Senate Finance Committee Ranking Member Ron Wyden (D-OR) has announced plans to introduce a tax credit in September for the development of workforce housing. NMHC and NAA are providing feedback to Senator Wyden’s staff on a program he describes as being modeled after the existing Low-Income Housing Tax Credit (LIHTC), but targeting families who find themselves in-between earning too much to qualify for the LIHTC yet not making enough to reasonably afford housing. We expect to strongly support the proposal when it is released given the nation’s vast shortage of workforce housing.

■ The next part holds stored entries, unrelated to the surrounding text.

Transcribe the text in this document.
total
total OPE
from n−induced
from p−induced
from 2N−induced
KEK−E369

Specifically, Senator Wyden said the tax credit will be modeled after LIHTC, “the Federal Government’s highlight successful program that encourages the development and rehabilitation of affordable rental housing for low-income families, and picks up where this program ends, helping middle income Americans.”
LIHTC and Affordability
In his role as a true champion for the multifamily industry, Senator Wyden joined Senator Maria Cantwell (D-WA) and Senate Finance Committee Chairman Orrin Hatch (R-UT) as an original cosponsor of the Affordable Housing Credit Improvement Act of 2016. NMHC and NAA support this comprehensive bill introduced July 14 that expands and strengthens the LIHTC in order to help ensure affordable housing.
This legislation would raise the cap on the LIHTC allocation authority by 50 percent, create a minimum 4 percent LIHTC rate for acquisition and for Housing Bond-financed properties, and permit income averaging within LIHTC properties to provide more flexibility. Additionally, it would make numerous programmatic modifications to strengthen and streamline the LIHTC, support the preservation of existing affordable housing and facilitate the housing credit’s development in challenging markets.

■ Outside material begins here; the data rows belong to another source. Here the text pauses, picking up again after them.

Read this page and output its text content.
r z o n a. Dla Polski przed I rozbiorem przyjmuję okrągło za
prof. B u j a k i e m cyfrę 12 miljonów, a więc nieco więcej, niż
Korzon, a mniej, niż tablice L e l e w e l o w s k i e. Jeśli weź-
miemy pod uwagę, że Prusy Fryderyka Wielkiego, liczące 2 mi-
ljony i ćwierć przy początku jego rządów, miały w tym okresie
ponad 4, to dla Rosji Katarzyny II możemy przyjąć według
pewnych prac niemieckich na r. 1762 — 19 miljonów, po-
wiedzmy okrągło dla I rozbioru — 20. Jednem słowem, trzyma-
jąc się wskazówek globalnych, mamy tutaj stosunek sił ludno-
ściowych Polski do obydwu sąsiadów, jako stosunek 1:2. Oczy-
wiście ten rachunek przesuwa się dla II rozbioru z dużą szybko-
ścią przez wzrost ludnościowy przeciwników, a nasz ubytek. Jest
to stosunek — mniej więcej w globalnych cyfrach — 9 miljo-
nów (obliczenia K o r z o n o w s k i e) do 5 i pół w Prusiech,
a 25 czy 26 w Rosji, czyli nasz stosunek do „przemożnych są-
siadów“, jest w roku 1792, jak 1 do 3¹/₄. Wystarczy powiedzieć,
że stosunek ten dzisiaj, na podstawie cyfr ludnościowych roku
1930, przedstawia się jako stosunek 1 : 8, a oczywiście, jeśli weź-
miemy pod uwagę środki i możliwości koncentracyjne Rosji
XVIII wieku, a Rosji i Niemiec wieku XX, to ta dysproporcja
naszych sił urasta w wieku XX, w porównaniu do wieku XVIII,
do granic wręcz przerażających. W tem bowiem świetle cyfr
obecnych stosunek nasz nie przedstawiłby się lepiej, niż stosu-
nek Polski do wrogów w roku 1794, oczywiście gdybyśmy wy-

Senator Wyden is also a long-time supporter of like-kind exchanges. They play a critical role in supporting the multifamily industry by enabling investors to remain invested in real estate while still allowing them to balance their investments to shift resources to more productive properties, change geographic location, or diversify or consolidate holdings. They do this by allowing investors to defer capital gains taxes if, instead of selling their property, they exchange it for another comparable property.

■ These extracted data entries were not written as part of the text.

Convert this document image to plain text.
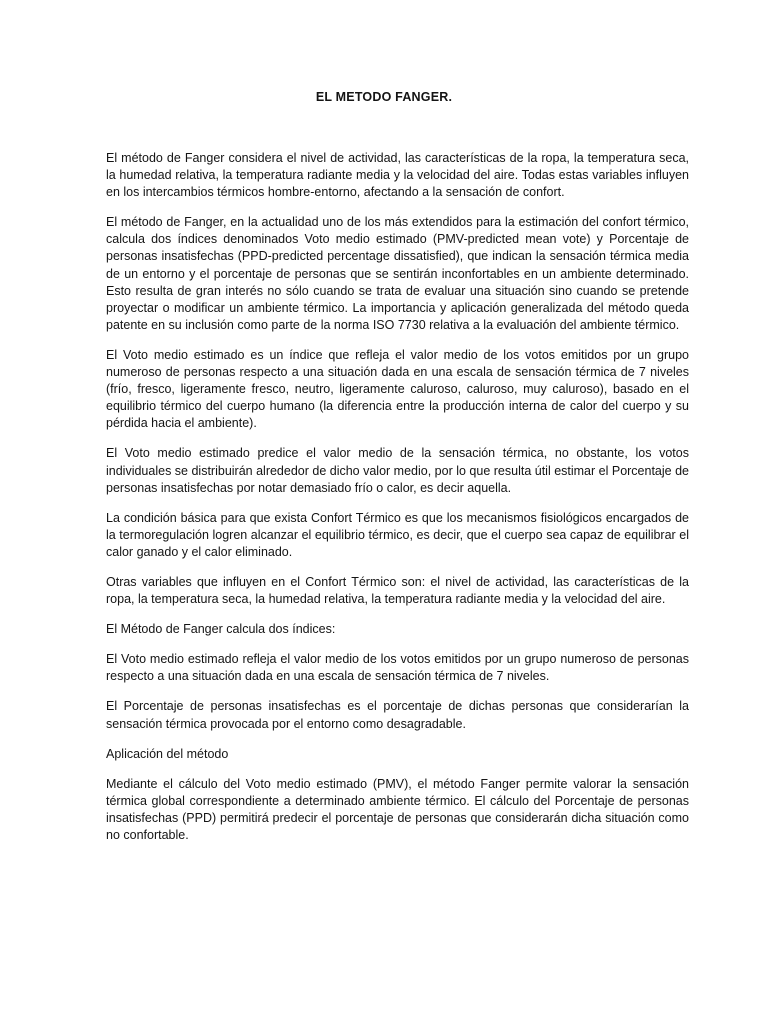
EL METODO FANGER.

El método de Fanger considera el nivel de actividad, las características de la ropa, la temperatura seca, la humedad relativa, la temperatura radiante media y la velocidad del aire. Todas estas variables influyen en los intercambios térmicos hombre-entorno, afectando a la sensación de confort.

El método de Fanger, en la actualidad uno de los más extendidos para la estimación del confort térmico, calcula dos índices denominados Voto medio estimado (PMV-predicted mean vote) y Porcentaje de personas insatisfechas (PPD-predicted percentage dissatisfied), que indican la sensación térmica media de un entorno y el porcentaje de personas que se sentirán inconfortables en un ambiente determinado. Esto resulta de gran interés no sólo cuando se trata de evaluar una situación sino cuando se pretende proyectar o modificar un ambiente térmico. La importancia y aplicación generalizada del método queda patente en su inclusión como parte de la norma ISO 7730 relativa a la evaluación del ambiente térmico.

El Voto medio estimado es un índice que refleja el valor medio de los votos emitidos por un grupo numeroso de personas respecto a una situación dada en una escala de sensación térmica de 7 niveles (frío, fresco, ligeramente fresco, neutro, ligeramente caluroso, caluroso, muy caluroso), basado en el equilibrio térmico del cuerpo humano (la diferencia entre la producción interna de calor del cuerpo y su pérdida hacia el ambiente).

El Voto medio estimado predice el valor medio de la sensación térmica, no obstante, los votos individuales se distribuirán alrededor de dicho valor medio, por lo que resulta útil estimar el Porcentaje de personas insatisfechas por notar demasiado frío o calor, es decir aquella.

La condición básica para que exista Confort Térmico es que los mecanismos fisiológicos encargados de la termoregulación logren alcanzar el equilibrio térmico, es decir, que el cuerpo sea capaz de equilibrar el calor ganado y el calor eliminado.

Otras variables que influyen en el Confort Térmico son: el nivel de actividad, las características de la ropa, la temperatura seca, la humedad relativa, la temperatura radiante media y la velocidad del aire.

El Método de Fanger calcula dos índices:

El Voto medio estimado refleja el valor medio de los votos emitidos por un grupo numeroso de personas respecto a una situación dada en una escala de sensación térmica de 7 niveles.

El Porcentaje de personas insatisfechas es el porcentaje de dichas personas que considerarían la sensación térmica provocada por el entorno como desagradable.

Aplicación del método

Mediante el cálculo del Voto medio estimado (PMV), el método Fanger permite valorar la sensación térmica global correspondiente a determinado ambiente térmico. El cálculo del Porcentaje de personas insatisfechas (PPD) permitirá predecir el porcentaje de personas que considerarán dicha situación como no confortable.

Finally, in a nod to the single-family market, Senator Wyden in July introduced legislation that would provide a refundable tax credit of 2.5 percent of the cost of a home for first-time homebuyers. The credit, which would be worth a maximum of $10,000, would be phased out for single filers earning over $80,000 and married couples earning over $160,000. NMHC/NAA will be analyzing this proposal to determine the impact on the multifamily industry.